Il Carlino. Il campione del mondo vs il campione ritrovato

| 26/05/2010 | 08:58
Meglio Evans di Basso: dalla più spettacolare terrazza sotto il cielo, il Giro spedisce un verdetto previsto. Nell’arrampicata sullo sterrato, soli col cronometro e con se stessi, Ivan si vede rosicchiare dall’australiano mezzo minuto scarso: alla sottile abilità dei tecnici stabilire se sia molto o poco. Più facile stabilire un paio di cose, utili per i prossimi giorni.
La prima: Evans non si sta certo sgonfiando come molti sapientoni hanno sentenziato in fretta dopo lo Zoncolan. La seconda: la corsa alla maglia rosa di qui alla fine sarà un gran bel duello. Fra questi due.
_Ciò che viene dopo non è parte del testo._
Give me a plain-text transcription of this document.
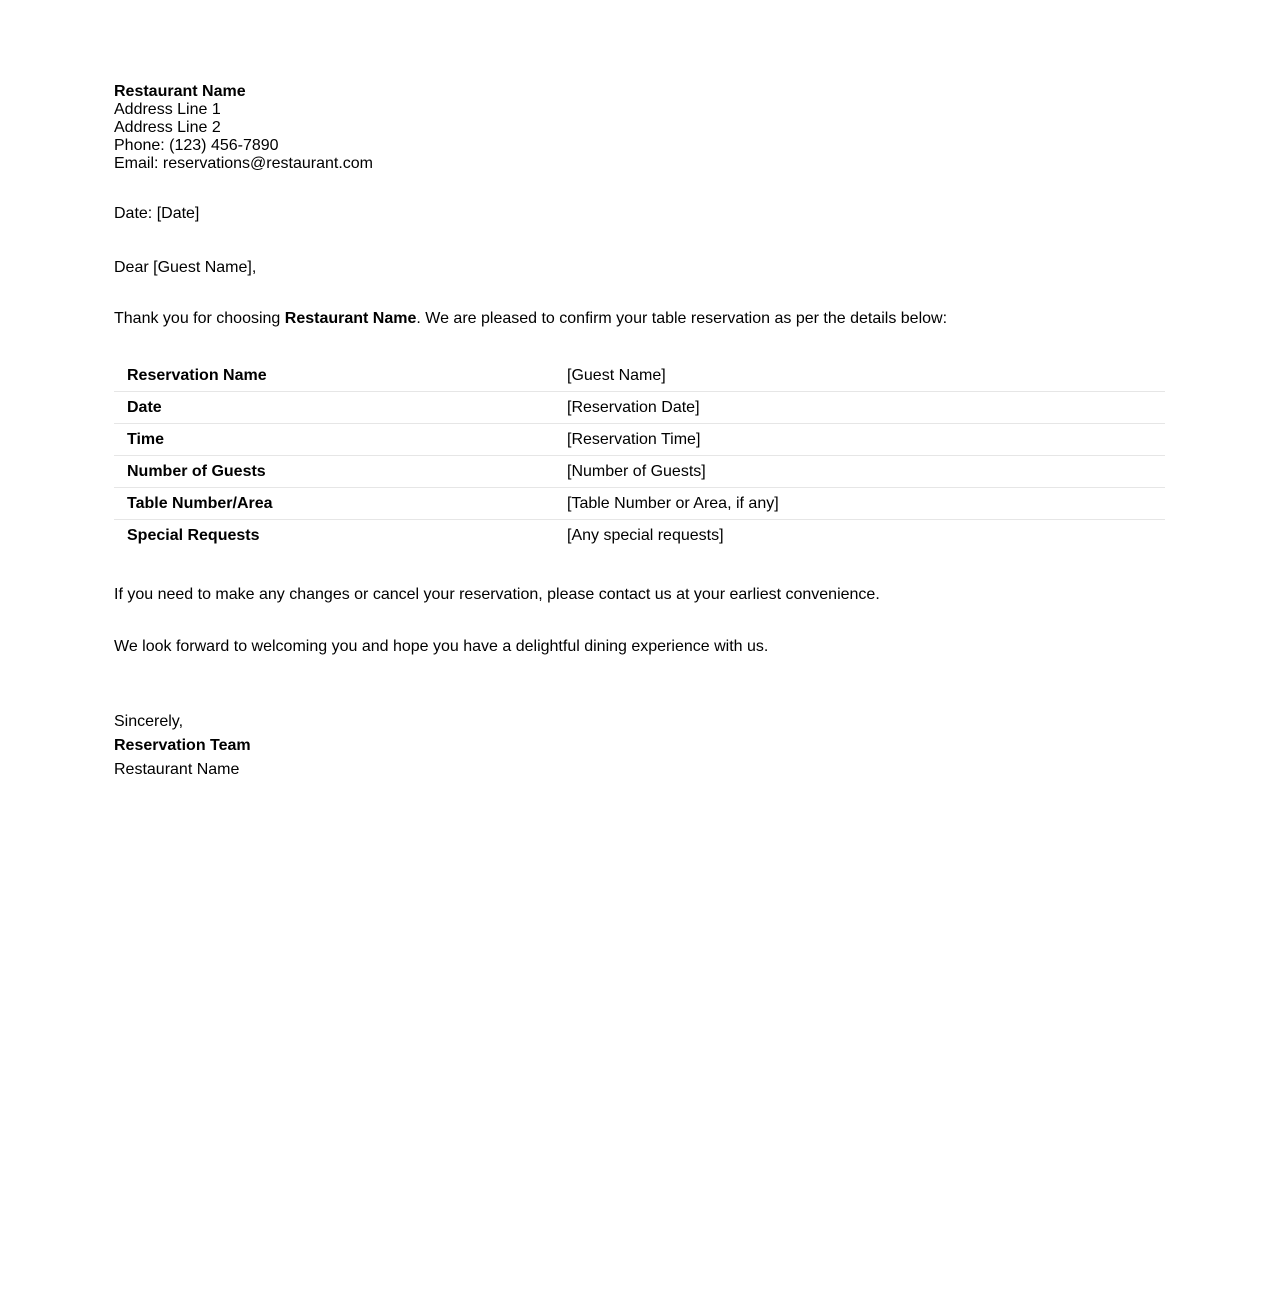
Restaurant Name
Address Line 1
Address Line 2
Phone: (123) 456-7890
Email: reservations@restaurant.com
Date: [Date]
Dear [Guest Name],
Thank you for choosing Restaurant Name. We are pleased to confirm your table reservation as per the details below:
Reservation Name	[Guest Name]
Date	[Reservation Date]
Time	[Reservation Time]
Number of Guests	[Number of Guests]
Table Number/Area	[Table Number or Area, if any]
Special Requests	[Any special requests]
If you need to make any changes or cancel your reservation, please contact us at your earliest convenience.
We look forward to welcoming you and hope you have a delightful dining experience with us.
Sincerely,
Reservation Team
Restaurant Name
È un’altra giornata ad altissima concentrazione di popolo: per vedere lo spettacolo del ciclismo sfidano l’alta quota in tantissimi. Usano ogni mezzo, non solo la funivia: chi non ce la fa pedalando, fatica a piedi.
Esibiscono ogni tipo di faccia: i più sono italiani, ma non sono pochi quelli che agitano altre bandiere, più di tutte quella dell’Australia. Sono anonimi ma anche noti: tra la folla si confondono sciatori (i due Moelgg e le sorelle Fanchini), piloti di Formula 1 (Alonso) e di moto, calciatori (la Nazionale slovena, Bierhoff) e anche allenatori (Malesani, Guidolin che naturalmente fa la scalata in bici). Lo scenario ideale per accogliere anche chi governa questo sport tutt’altro che in crisi di passione: al traguardo sale anche il presidente dell’Uci McQuaid, felice perché «Evans e Basso sono due campioni al cento per cento puliti e stanno trasmettendo una grande immagine di questo sport».
Meglio Evans di Basso, stavolta, ma non abbastanza per conquistare anche la tappa: la prende un altro vecchio drago come Stefano Garzelli, che a 36 anni scala la pista di terra col turbo ai piedi, giocando il bonus del giorno di riposo «che a me ha sempre fatto bene». Deve accontentarsi del secondo posto il canguro iridato («Volevo recuperar terreno, sentivo di aver le gambe e ci ho dato dentro»), si accontenta anche il buon Ivan, sapendo che uno sforzo così breve e intenso dopo la sosta avrebbe fatto a pugni col suo motore. «Mi aspettavo di pagar dazio con Evans, ma ho anche guadagnato sugli altri: rispetto tutti gli avversari, il Giro è ancora aperto».
Aperto o no che sia davvero, con una maglia rosa che il precario Arroyo tiene stretta con i denti, il Giro continua a temere Sastre, che dei grandi nomi sembra il più spento: non fosse per il blitz dell’Aquila e i tredici minuti che gli sono stati regalati, lo spagnolo fin qui sarebbe stato regolare soltanto nell’incassare sberloni. Diranno il Mortirolo venerdì e sabato il Gavia, sul quale il meteo annuncia aria di tregenda, se la gloria che si porta addosso è vera o no. Come lo dirà per Basso e Evans, scegliendo fra il campione ritrovato e il campione del mondo: in ogni caso, il miglior vincitore che un Giro così possa avere.